Generally, there is a serious demand for sealability of such a specific cell applied in serious conductions. In current, two types of detection devices are available for detecting the sealability of a lithium ion cell.
One typical detection device includes a detection bottle with liquid accommodated therein. A detecting pipe and an evacuating pipe penetrate through opening of the bottle. One open end of the detecting pipe is submerged in the liquid accommodated in the bottle. A needle penetrates through an injecting hole of the cell and is in communication with the cell at one end thereof via a sealing member. The other end of the needle is in communication with the detecting pipe through a gas pipe.
In detecting operation, air is evacuated from the detection bottle for several seconds. During evacuating process, it is observed whether bubbles continuously arise from the detecting pipe. If there are bubbles arising from the detecting pipe, it is determined that the detected lithium ion cell has a sealability problem. In reverse, the detected lithium ion cell has a good sealability.
However, this detection device has slow detection speed and insufficient precision. For example, it takes about five minutes to detect whether there is a slight leakage at joints among an upper cover, a lower cover and the cylinder body of a certain cylindrical energy cell under a vacuum pressure of about 0.05 MPa.

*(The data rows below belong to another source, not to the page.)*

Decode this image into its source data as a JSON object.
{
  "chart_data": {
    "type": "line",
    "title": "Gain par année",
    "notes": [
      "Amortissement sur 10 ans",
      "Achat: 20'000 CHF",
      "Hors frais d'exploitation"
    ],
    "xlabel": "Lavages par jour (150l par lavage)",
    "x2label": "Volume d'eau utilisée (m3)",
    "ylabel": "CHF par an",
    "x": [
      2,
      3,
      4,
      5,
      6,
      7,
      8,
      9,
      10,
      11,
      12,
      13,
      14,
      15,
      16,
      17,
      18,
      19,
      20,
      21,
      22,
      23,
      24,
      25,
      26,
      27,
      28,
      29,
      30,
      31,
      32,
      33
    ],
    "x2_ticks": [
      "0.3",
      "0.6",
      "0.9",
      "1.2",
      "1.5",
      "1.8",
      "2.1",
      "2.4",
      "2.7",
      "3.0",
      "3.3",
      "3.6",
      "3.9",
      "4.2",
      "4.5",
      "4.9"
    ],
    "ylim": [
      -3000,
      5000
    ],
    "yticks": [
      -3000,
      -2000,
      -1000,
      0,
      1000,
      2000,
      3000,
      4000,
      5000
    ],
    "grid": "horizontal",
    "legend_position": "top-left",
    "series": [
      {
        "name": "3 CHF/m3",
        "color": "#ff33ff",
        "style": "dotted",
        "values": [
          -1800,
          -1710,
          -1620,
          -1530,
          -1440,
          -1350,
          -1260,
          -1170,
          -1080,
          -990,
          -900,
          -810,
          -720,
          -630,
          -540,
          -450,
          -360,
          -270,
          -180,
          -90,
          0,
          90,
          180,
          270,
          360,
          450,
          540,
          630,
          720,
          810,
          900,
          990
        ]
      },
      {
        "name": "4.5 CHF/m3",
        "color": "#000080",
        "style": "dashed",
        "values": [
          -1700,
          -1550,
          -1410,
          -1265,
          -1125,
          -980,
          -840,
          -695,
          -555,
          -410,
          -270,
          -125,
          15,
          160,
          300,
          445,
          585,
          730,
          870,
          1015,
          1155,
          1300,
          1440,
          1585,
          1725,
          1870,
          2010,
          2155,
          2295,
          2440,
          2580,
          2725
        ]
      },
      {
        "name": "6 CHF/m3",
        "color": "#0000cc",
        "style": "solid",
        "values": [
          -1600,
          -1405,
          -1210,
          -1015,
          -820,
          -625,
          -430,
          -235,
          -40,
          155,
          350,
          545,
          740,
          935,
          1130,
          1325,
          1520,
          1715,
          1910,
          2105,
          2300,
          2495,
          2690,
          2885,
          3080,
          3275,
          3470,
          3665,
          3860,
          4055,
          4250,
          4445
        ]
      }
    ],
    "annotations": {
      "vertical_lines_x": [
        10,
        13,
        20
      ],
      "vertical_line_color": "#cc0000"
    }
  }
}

The other type of detection device includes a container containing a detecting liquid, a clamp, and a high-pressure gas connection device. The clamp is used to clip and position the measured lithium ion cell in the container. The two ends of the high-pressure gas connection device are respectively in communication with the injecting hole of the lithium ion cell and a high-pressure gas supply.

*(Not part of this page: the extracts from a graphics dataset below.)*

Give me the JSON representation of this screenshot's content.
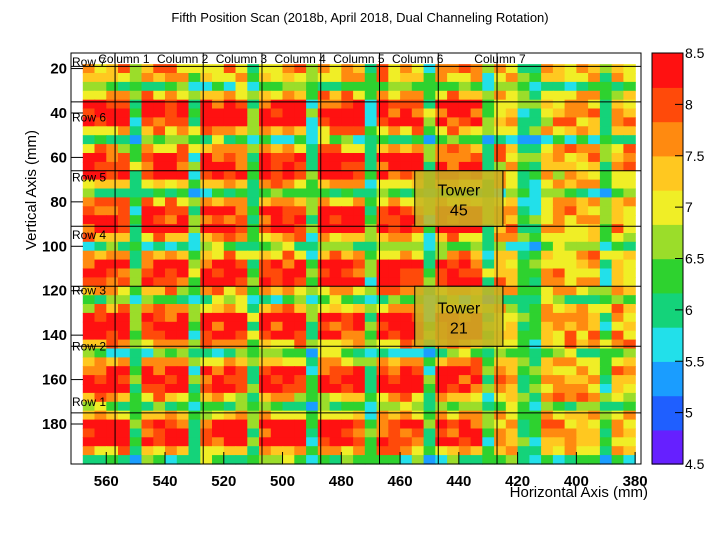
{
  "chart_data": {
    "type": "heatmap",
    "title": "Fifth Position Scan (2018b, April 2018, Dual Channeling Rotation)",
    "xlabel": "Horizontal Axis (mm)",
    "ylabel": "Vertical Axis (mm)",
    "xlim": [
      572,
      378
    ],
    "ylim": [
      198,
      13
    ],
    "x_reversed": true,
    "y_reversed": true,
    "xticks": [
      560,
      540,
      520,
      500,
      480,
      460,
      440,
      420,
      400,
      380
    ],
    "yticks": [
      20,
      40,
      60,
      80,
      100,
      120,
      140,
      160,
      180
    ],
    "zlim": [
      4.5,
      8.5
    ],
    "colorbar_ticks": [
      4.5,
      5,
      5.5,
      6,
      6.5,
      7,
      7.5,
      8,
      8.5
    ],
    "palette": [
      "#6620ff",
      "#1f5fff",
      "#1a9dff",
      "#22e0ea",
      "#14d37a",
      "#2ed22f",
      "#9bdd2a",
      "#f0ee26",
      "#ffc820",
      "#ff8a10",
      "#ff4a0a",
      "#ff1111"
    ],
    "grid": {
      "x_start": 566,
      "x_step": -4,
      "nx": 47,
      "y_start": 20,
      "y_step": 4,
      "ny": 45,
      "column_centers_mm": [
        560,
        540,
        520,
        500,
        480,
        460,
        440
      ],
      "row_centers_mm": [
        184,
        160,
        136,
        112,
        88,
        64,
        40
      ],
      "gap_x_mm": [
        570,
        550,
        530,
        510,
        490,
        470,
        450,
        430,
        416,
        390
      ],
      "gap_y_mm": [
        196,
        172,
        148,
        124,
        100,
        76,
        52,
        28
      ],
      "tower_value": 8.3,
      "gap_value": 6.3,
      "background_value": 7.4
    },
    "column_labels": [
      "Column 1",
      "Column 2",
      "Column 3",
      "Column 4",
      "Column 5",
      "Column 6",
      "Column 7"
    ],
    "column_label_x": [
      554,
      534,
      514,
      494,
      474,
      454,
      426
    ],
    "column_dividers_x": [
      557,
      527,
      507,
      487,
      467,
      447,
      427
    ],
    "row_labels": [
      "Row 1",
      "Row 2",
      "Row 3",
      "Row 4",
      "Row 5",
      "Row 6",
      "Row 7"
    ],
    "row_label_y": [
      170,
      145,
      120,
      95,
      69,
      42,
      17
    ],
    "row_dividers_y": [
      175,
      145,
      118,
      91,
      66,
      35,
      19
    ],
    "towers": [
      {
        "label": "Tower",
        "number": "45",
        "x0": 455,
        "x1": 425,
        "y0": 66,
        "y1": 91
      },
      {
        "label": "Tower",
        "number": "21",
        "x0": 455,
        "x1": 425,
        "y0": 118,
        "y1": 145
      }
    ]
  }
}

In detecting operation, the measured lithium ion cell is submerged in the detecting liquid within the container, and then the cell inside is filled with high-pressure gas for several seconds. In the meantime, it is observed whether bubbles arise from the detecting liquid within the container. If there are bubbles arising from the detecting liquid, it is determined that the detected lithium ion cell has a sealability problem. In reverse, the detected lithium ion cell has a good sealability.

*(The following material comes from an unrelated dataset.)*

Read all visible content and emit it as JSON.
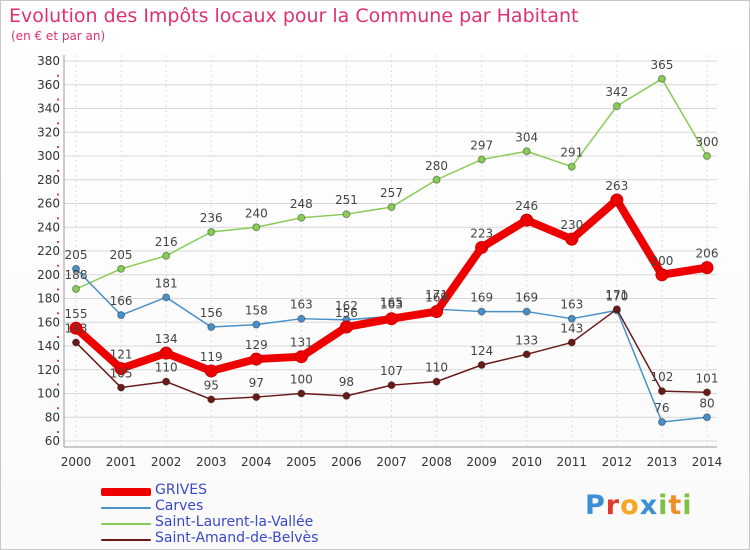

The second device allows for a relatively higher detecting speed than the first device. Nevertheless, to maintain a dry inside the lithium ion cell and produce no influence on the sequential liquid filling process, the detecting liquid must be filled into the container after positioning the cell in the container. Further, after accomplishing detection operation, the detecting liquid must be discharged out of the container prior to taking out the cell from the container. Accordingly, the second device requires a complicated operation. Thus, it is desired to improve operation efficiency of the detection device.